If Biden is inaugurated two months from now, it will not be because the agenda of the incumbent is unpopular. Most Americans have benefited from the policies of Trump. Only weeks before the election, over half of voters declared they were better off than they were four years ago. That figure is higher than in 1984, 1992, 2004, and 2012 when the incumbent president ran for a second term. It is not hard to see why.
Under Trump, the average household saved $1,600 each year thanks to tax cuts. Black and Hispanic Americans saw record low unemployment. There is a chance for peace in the Middle East thanks to an unorthodox deal brokered by the administration. Broad criminal justice reform gave thousands of the incarcerated a new lease on life. Manufacturing came roaring back in the United States. A coronavirus vaccine is now getting developed swiftly due in part to Operation Warp Speed.
Though most have benefited from his policies, white voters with college degrees, and many others, were weary of his bombastic personality and endless tweetstorms.

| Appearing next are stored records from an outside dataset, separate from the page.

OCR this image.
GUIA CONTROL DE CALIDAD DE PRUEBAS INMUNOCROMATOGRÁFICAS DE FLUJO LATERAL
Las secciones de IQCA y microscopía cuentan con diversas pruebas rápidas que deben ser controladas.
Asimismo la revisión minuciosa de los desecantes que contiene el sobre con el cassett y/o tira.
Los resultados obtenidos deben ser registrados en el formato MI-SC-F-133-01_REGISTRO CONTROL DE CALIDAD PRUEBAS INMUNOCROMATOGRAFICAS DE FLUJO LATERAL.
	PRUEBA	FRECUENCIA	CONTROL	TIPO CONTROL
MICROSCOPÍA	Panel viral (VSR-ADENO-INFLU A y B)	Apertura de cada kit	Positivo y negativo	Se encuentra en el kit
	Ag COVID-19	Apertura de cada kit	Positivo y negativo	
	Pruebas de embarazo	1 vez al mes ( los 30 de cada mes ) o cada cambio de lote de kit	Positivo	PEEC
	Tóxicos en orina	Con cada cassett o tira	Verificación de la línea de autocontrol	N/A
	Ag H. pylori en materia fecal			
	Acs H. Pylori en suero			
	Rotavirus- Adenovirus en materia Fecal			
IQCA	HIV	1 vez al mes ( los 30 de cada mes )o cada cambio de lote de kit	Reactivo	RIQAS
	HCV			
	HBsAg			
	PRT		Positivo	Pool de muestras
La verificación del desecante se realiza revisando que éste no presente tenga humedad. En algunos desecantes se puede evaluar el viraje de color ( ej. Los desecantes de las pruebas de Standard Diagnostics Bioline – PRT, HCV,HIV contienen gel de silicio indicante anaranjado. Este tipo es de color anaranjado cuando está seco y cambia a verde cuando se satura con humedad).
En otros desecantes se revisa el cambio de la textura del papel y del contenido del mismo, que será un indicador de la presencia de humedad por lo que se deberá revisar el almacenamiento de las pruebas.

After four years of the media sending viewers into frenzies over his rhetoric and some real mistakes by the president, many moderate and even right of center voters had their fill. Thus, Biden won the 72 percent of voters who said they “wanted a uniter.”
But Republicans still made strong gains in the election that will hinder the ability for Biden, Kamala Harris, and Nancy Pelosi to steer the federal ship. The final tallies are not out, but the House and Senate results indicate that hundreds of thousands of Americans voted against Trump but also for the Republicans who backed his policies on down ballot races. This indicates that many voters back his agenda but not Trump himself.

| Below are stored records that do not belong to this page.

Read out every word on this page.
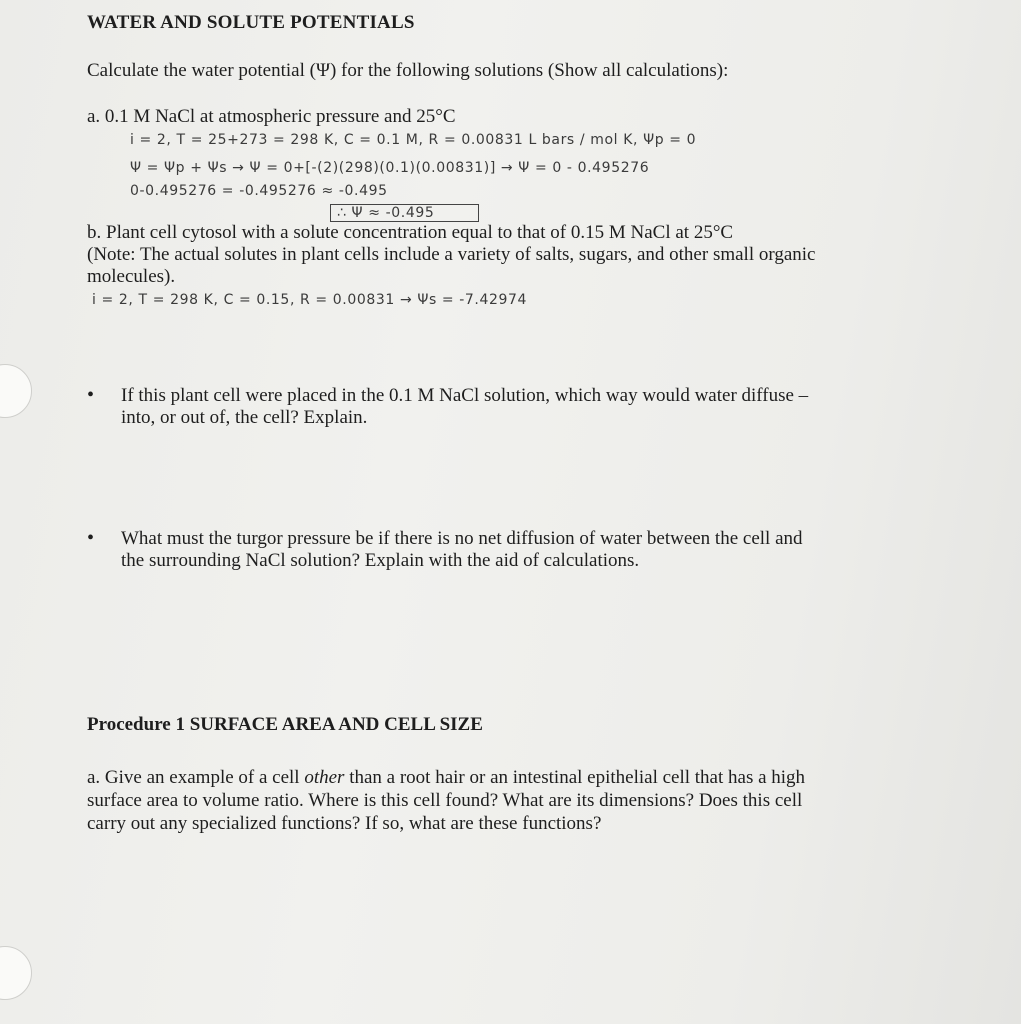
WATER AND SOLUTE POTENTIALS

Calculate the water potential (Ψ) for the following solutions (Show all calculations):

a. 0.1 M NaCl at atmospheric pressure and 25°C

i = 2, T = 25+273 = 298 K, C = 0.1 M, R = 0.00831 L bars / mol K, Ψp = 0

Ψ = Ψp + Ψs → Ψ = 0+[-(2)(298)(0.1)(0.00831)] → Ψ = 0 - 0.495276

0-0.495276 = -0.495276 ≈ -0.495

∴ Ψ ≈ -0.495

b. Plant cell cytosol with a solute concentration equal to that of 0.15 M NaCl at 25°C

(Note: The actual solutes in plant cells include a variety of salts, sugars, and other small organic

molecules).

i = 2, T = 298 K, C = 0.15, R = 0.00831 → Ψs = -7.42974

• If this plant cell were placed in the 0.1 M NaCl solution, which way would water diffuse –

into, or out of, the cell? Explain.

• What must the turgor pressure be if there is no net diffusion of water between the cell and

the surrounding NaCl solution? Explain with the aid of calculations.

Procedure 1 SURFACE AREA AND CELL SIZE

a. Give an example of a cell other than a root hair or an intestinal epithelial cell that has a high

surface area to volume ratio. Where is this cell found? What are its dimensions? Does this cell

carry out any specialized functions? If so, what are these functions?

Voters may have rejected Trump in the election but they also repudiated the liberal agenda. This could bolster Republicans and the faction inside the party that supports the president in the future. His weaknesses may leave the stage, but the coalition he has built stands ready to thrive. His famous “Make America Great Again” platform proved to be remarkably popular well outside the traditional white working class.
Just think that Trump won Native Americans, increased his share of Black and Latino voters, and even raised his support in the gay and transgender community. When you combine his populist policies of tax cuts, domestic manufacturing, strict immigration reforms, and little foreign intervention, then take out his character, you get a majority of voters.
Imagine a Republican with the positions of Trump but without the tabloid baggage. Imagine a Republican who challenges the biased media without sparking the bandwagon effect of suburban voters eager to show national disapproval of his latest action. If the party ran “America First” candidates who can tout the success of the platform, the landscape will surely tilt in their favor in 2024. They could cement recent gains with minority voters and take back some white voters with college degrees.
The constant media attacks over his demeanor had an effect in 2020. But the political environment will be starkly different in four years. Harris will likely be the Democratic candidate, and a strong Trump faction would be in a position to take back the White House. With a candidate of the same platform and instincts, but without the same character, Republicans can win big in 2024. Further, Harris holds the makings of Hillary Clinton since she is less likeable and almost as conniving and phony.
Remember that the chances of Ronald Reagan becoming president back in 1980 seemed impossible. In many ways, the influence of Trump could mirror that of Barry Goldwater, who had never reached the White House. Goldwater and his brand of libertarian conservatism fueled the national political career of Reagan and started decades of Republican orthodoxy. Trump has now transformed the party identity, the presidency itself, and hundreds of federal judges will continue his legacy. All of this could shift voters toward Republican candidates for a generation.
Kristin Tate is a libertarian author and an analyst for Young Americans for Liberty. She is a Robert Novak journalism fellow at the Fund for American Studies. Her newest book is “The Liberal Invasion of Red State America.”